Reflection in its simplest form
Stripped down, reflection has three components.
- Direct experience. Something happens. The teacher teaches a lesson. A student responds. A discussion goes well or badly.
- Process. The teacher does something with the experience. They think about it carefully, persistently, in light of grounds.
- Understanding of experience. The thinking produces an understanding the teacher did not have before.
This is the basic shape that all the later models (Kolb, Schon, Gibbs, Johns) elaborate. Each adds stages, prompts, and structure. The core remains Dewey’s: experience, process, understanding.
Active, persistent, careful consideration of belief in light of its grounds and further conclusions
Reflection is not passive thought. It is deliberate, sustained, and attentive. It tests beliefs against the reasons for holding them. It also looks at what follows from those beliefs. The definition demands more than ordinary thinking, which is why Dewey said we have to learn to reflect.
The inquiry cycle
To achieve understanding, in Dewey’s terms to make meaning, the reflective practitioner must engage in their own inquiry cycle. The cycle has stages that the next two articles in this chapter walk through.

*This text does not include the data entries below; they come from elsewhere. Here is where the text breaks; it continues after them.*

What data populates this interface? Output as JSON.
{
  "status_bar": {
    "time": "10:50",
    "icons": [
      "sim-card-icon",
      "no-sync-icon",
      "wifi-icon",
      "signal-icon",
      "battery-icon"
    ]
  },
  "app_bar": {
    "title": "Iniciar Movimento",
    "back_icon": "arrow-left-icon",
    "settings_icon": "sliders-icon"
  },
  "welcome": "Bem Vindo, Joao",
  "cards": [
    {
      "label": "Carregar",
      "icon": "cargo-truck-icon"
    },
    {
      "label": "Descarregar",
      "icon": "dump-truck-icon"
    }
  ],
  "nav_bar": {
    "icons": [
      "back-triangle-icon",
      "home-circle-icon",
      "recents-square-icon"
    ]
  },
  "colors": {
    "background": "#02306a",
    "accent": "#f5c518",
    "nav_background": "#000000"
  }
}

The point here is that meaning does not appear automatically from experience. A teacher can have 30 years of experience and still not have made much meaning of it, if they never engaged in the cycle. Conversely, a teacher with three years of experience who has run the cycle deliberately can have produced more meaning than the 30-year veteran.
This is why Dewey’s framework has held up. It places the work in the right place: not in the time spent teaching but in the disciplined thinking applied to that time.